For building a supervised model, we need to split data into training and testing data sets to train on the training data set and to make a prediction on the test data set. I will make an evaluation on the training data by splitting it up into training and validation data to get a first impression of which kind of result to expect when I submit the TEST_MAILOUT to Kaggle.

• I decided to use the basic train_test_split method from sklearn with a test data size of 20%.

For evaluating which classifier is the best one, I trained a Pipeline with Grid-Search:

pipe = Pipeline([('classifier', RandomForestClassifier())])

# Create space of candidate learning algorithms and their hyperparameters
search_space = [{'classifier': [LogisticRegression()],
                 'classifier__penalty': ['l2'],
                 'classifier__C': np.logspace(0, 5)},
                {'classifier': [RandomForestClassifier()],
                 'classifier__n_estimators': [10, 100],
                 'classifier__max_features': [1, 3]},
                {'classifier': [GradientBoostingRegressor(random_state=42)],
                 'classifier__n_estimators': [50, 100, 200],
                 'classifier__min_samples_split': [2, 3, 4]}]

I filled these values into a Grid-Search-CV model and ended up with the

GradientBoostRegressor to be the best classifier for this task

Classifier Parametrization

GradientBoostingRegressor(alpha=0.9, ccp_alpha=0.0, criterion='friedman_mse',
                          init=None, learning_rate=0.1, loss='ls', max_depth=3,
                          max_features=None, max_leaf_nodes=None,
                          min_impurity_decrease=0.0, min_impurity_split=None,
                          min_samples_leaf=1, min_samples_split=2,
                          min_weight_fraction_leaf=0.0, n_estimators=50,
                          n_iter_no_change=None, presort='deprecated',
                          random_state=42, subsample=1.0, tol=0.0001,
                          validation_fraction=0.1, verbose=0, warm_start=False)

Since the score is to a very high percentage of 0’s, a mean accuracy is not good, because in this way an accuracy of 98% can be easily achieved by only predicting 0’s. In this way, the metric AUC-Score is used.

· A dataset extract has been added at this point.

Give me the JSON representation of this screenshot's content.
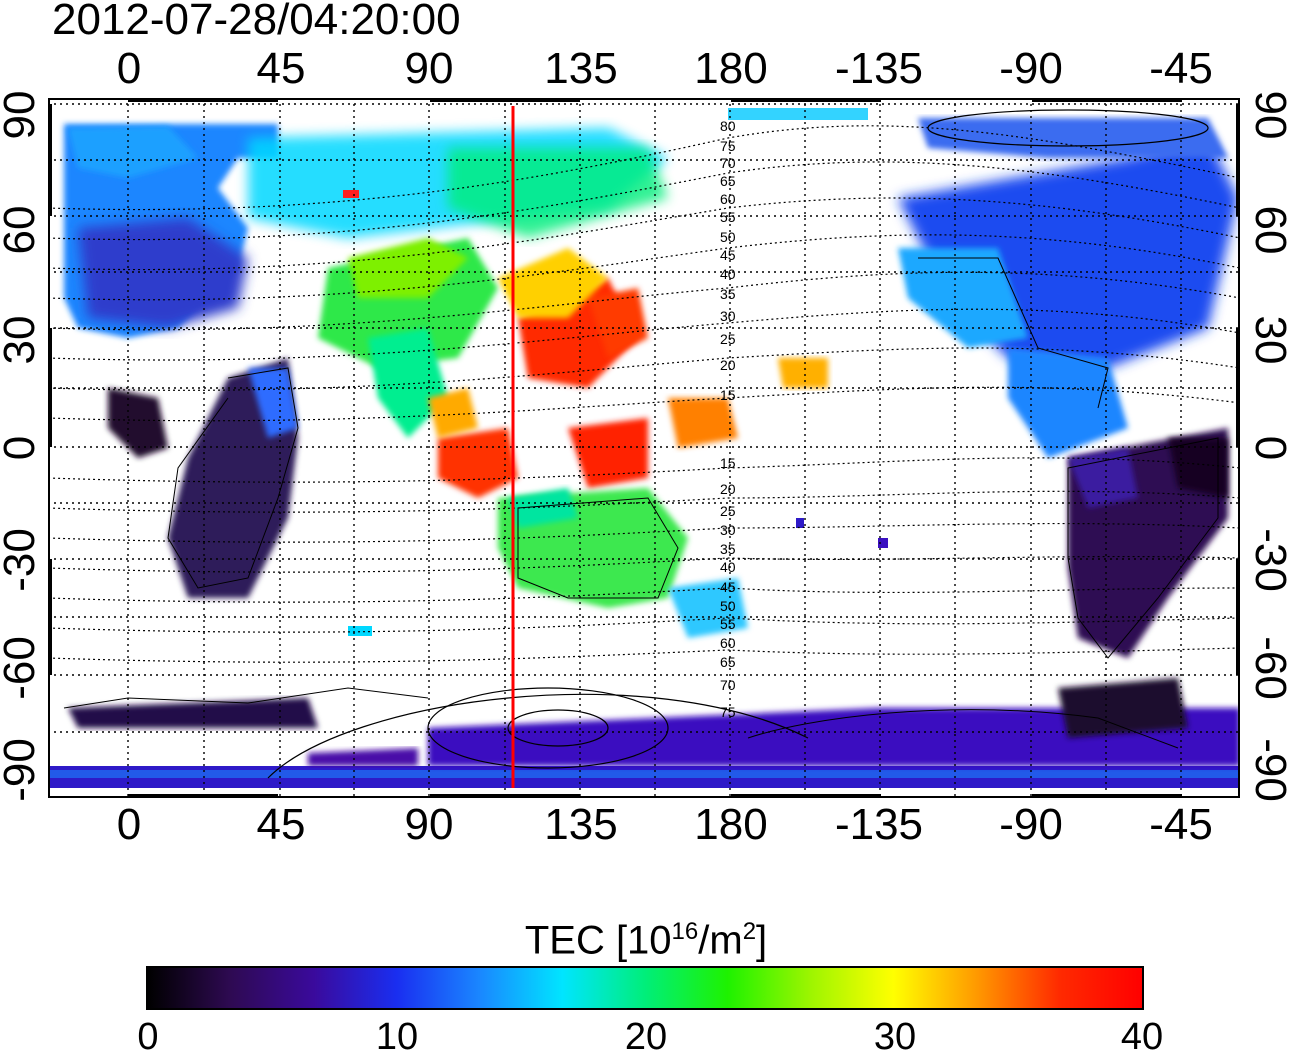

My training score after splitting the data was 78,62%

I used the roc_auc_score method from sklearn to achieve this result.

Kaggle Competition

I predicted now on the MAILOUT_TEST dataset with this GradienBoostRegressor. The computed roc score from Kaggle achieved a score of

Score after uploading it to Kaggle was 73,33%

Conclusion

It was great fun doing the Data Science Nanodegree at Udacity and It was great fun to do this Capstone project. I learned a lot during this project and the ways in which it can be solved are endless. For this reason, I really like the Data Science field.

• The first part included data exploration and data preprocessing. This was definitely one the most difficult parts of the project because the 366 features where sometimes confusing and a lot of the data was missing. I needed to decide which columns to include in the final model.
• The Gradient Boost Regressor appeared to be the best classifier. The parameters were chosen by the GridSearchCV Pipeline after running approximately 25 minutes on my computer with a relatively old graphics-card. My result of 73,33% at the end is not one of the best, but also not one of the worst results on the Kaggle Leaderboard.

Thank you for reading my way to tackle this task.